Thanks very much to all for their suggestions. I found the following very interesting paper, which shows how to go from the Weyl Inequalities to constructing a matrix having given eigenvalues & singular values which satisfy them. The paper does a great job of elucidating the elements of the Weyl proof. Chu, Moody T. "A Fast Recursive Algorithm for Constructing Matrices with Prescribed Eigenvalues and Singular Values" http://www4.ncsu.edu/~mtchu/Research/Papers/svdeig.pdf The paper also makes the statement: "It turns out, due to Horn[3], that the above conditions are also sufficient, i.e., (1.2) and (1.3) are the _only_ relations between the eigenvalues and the singular values of any general matrix." [Emphasis supplied]. My takeaway from this discussion is that singular values won't tell me very much about eigenvalues. At 09:18 AM 1/4/2010, Jean Gallier wrote:
The non-negative square roots, sigma_1, ..., sigma_n, of the eigenvalues of M.M' are indeed known as the singular values of M. The Singular Value DecompositionTheorem (SVD) says that M = U Sigma V', for some unitary matrices, U , V , and where Sigma = diag(sigma_1, ..., sigma_n) (I assume M is an n X n matrix).

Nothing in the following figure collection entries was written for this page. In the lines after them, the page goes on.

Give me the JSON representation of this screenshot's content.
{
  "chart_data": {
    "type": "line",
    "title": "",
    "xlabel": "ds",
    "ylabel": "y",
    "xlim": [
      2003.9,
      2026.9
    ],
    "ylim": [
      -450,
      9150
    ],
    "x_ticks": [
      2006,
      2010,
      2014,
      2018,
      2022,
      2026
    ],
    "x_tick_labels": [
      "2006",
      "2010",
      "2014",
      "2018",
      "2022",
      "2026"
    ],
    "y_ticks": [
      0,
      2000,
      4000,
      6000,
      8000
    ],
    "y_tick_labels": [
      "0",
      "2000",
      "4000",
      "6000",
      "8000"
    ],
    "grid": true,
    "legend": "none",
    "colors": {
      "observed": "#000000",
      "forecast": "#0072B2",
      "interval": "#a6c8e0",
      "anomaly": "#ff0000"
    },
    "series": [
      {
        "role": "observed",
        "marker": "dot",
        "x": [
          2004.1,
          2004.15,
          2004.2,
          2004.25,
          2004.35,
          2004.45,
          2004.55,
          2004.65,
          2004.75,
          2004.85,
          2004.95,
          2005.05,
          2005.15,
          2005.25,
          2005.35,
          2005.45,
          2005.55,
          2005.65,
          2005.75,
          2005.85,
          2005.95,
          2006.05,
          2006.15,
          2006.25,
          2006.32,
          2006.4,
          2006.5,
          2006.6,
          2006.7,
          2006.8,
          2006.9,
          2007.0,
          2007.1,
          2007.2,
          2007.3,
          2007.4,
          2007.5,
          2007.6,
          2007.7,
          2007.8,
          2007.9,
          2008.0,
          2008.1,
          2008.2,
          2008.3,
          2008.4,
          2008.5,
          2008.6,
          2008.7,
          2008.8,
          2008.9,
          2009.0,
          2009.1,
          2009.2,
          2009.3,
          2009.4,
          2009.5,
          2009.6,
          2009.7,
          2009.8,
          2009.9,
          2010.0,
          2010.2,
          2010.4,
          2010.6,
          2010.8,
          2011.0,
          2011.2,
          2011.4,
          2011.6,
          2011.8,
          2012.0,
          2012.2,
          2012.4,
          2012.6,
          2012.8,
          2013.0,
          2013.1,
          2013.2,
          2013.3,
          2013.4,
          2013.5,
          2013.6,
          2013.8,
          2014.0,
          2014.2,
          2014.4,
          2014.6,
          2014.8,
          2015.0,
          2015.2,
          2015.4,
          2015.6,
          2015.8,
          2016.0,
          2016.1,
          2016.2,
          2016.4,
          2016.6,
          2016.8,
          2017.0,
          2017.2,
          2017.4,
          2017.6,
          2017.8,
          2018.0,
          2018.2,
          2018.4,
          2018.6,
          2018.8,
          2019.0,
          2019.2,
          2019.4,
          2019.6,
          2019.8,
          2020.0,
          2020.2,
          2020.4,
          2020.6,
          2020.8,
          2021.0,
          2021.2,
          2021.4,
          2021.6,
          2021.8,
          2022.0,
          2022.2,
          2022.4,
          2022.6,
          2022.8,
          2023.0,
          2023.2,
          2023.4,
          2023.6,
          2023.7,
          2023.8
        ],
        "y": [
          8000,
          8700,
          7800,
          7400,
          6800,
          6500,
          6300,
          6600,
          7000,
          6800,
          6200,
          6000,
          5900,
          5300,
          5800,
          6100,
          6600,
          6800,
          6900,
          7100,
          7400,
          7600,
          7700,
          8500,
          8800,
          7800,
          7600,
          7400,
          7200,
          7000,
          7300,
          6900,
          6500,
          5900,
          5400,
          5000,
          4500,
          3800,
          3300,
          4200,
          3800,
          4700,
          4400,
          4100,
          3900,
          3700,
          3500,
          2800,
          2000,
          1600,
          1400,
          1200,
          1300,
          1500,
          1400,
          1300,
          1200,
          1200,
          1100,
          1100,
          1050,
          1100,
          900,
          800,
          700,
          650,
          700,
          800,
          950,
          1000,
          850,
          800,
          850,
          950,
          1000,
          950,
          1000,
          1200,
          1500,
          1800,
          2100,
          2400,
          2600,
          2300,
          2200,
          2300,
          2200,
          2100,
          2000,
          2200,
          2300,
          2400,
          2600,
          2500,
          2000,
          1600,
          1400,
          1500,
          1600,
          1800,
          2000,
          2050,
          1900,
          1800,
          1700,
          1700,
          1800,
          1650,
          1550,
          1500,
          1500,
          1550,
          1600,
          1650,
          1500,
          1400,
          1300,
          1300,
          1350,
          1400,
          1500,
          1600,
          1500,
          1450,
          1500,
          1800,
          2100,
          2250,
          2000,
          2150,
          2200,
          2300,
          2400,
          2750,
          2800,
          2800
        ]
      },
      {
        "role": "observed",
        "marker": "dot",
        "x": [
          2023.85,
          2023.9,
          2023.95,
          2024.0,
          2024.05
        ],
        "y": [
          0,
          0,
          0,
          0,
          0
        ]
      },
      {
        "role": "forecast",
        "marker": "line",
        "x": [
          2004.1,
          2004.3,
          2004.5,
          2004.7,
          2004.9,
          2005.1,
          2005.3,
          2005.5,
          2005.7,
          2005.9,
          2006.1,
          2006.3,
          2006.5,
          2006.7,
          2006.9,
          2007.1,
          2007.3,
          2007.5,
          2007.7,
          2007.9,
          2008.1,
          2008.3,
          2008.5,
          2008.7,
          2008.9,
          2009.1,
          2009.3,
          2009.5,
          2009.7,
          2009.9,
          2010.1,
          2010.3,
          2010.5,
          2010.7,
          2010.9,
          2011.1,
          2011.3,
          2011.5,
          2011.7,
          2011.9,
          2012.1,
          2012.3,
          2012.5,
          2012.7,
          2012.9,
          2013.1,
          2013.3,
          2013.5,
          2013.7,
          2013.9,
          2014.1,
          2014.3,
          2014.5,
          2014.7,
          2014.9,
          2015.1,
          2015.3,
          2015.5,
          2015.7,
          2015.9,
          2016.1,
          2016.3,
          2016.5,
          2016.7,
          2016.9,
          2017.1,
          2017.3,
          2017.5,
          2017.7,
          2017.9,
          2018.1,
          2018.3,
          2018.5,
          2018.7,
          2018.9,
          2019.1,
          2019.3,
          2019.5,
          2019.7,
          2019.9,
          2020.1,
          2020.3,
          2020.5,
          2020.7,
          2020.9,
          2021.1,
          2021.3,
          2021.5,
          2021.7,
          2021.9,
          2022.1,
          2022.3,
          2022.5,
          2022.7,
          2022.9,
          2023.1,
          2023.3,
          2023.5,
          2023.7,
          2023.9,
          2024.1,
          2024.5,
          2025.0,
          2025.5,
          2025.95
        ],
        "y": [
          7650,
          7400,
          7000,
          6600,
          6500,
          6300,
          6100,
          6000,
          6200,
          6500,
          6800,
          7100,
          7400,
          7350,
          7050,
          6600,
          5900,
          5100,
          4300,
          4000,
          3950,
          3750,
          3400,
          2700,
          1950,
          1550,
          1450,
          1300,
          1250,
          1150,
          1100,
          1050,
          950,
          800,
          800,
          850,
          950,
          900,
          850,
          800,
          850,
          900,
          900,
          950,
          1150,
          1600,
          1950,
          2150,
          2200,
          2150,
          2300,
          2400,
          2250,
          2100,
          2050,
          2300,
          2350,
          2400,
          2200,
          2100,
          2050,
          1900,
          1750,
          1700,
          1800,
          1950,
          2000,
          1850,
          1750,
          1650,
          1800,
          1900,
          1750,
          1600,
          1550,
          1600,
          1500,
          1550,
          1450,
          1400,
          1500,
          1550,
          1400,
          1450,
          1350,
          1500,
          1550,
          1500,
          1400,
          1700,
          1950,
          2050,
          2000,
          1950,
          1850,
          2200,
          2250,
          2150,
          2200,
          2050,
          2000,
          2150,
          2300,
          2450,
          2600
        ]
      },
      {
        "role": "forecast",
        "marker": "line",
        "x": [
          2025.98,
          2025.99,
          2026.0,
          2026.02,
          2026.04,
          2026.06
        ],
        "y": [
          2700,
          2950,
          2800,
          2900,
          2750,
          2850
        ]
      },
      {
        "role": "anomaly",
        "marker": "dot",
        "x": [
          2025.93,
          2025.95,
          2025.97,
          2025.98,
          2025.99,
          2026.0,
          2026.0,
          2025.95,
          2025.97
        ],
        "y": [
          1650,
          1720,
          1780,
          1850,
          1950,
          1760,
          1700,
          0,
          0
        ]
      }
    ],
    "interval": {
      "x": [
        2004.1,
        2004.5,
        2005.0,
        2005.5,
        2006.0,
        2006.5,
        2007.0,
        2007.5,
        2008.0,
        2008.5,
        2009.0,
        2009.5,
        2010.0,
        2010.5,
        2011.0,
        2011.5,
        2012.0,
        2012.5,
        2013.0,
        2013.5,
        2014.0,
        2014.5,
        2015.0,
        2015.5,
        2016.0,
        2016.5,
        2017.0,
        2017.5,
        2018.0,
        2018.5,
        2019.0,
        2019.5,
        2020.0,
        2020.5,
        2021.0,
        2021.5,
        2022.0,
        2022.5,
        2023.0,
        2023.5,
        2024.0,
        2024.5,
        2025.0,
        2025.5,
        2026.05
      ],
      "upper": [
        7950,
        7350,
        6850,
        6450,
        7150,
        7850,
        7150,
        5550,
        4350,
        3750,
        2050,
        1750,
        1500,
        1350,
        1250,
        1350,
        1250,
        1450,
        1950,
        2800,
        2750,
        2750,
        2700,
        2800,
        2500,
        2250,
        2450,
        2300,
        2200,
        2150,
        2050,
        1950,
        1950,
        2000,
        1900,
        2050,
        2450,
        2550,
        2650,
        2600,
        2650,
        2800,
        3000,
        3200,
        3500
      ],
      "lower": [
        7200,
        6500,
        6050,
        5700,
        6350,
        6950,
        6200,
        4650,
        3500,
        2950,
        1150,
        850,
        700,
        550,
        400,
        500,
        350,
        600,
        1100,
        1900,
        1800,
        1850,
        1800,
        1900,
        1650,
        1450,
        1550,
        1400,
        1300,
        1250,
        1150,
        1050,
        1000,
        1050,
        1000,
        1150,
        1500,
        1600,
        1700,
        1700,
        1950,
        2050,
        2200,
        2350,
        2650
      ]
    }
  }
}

A non-trivial relationship between the eigenvalues, lambda_1, ..., lambda_n, of M, and its singular values, sigma_1, .., sigma_n, assuming that | lambda_1 | \geq | lambda_2 | \geq ... \geq | lambda_n | and sigma_1 \geq sigma_2 \geg ... \geq sigma_n, are the Weyl Inequalities (1949):
| lambda_1 | ... | lambda_k | \leq sigma_1 ... sigma_k, for k = 1, .., n - 1 and | lambda_1 | ... | lambda_n | = sigma_1 ... sigma_n.
See Horn and Johnson, Topics in Matrix Analysis, page 171.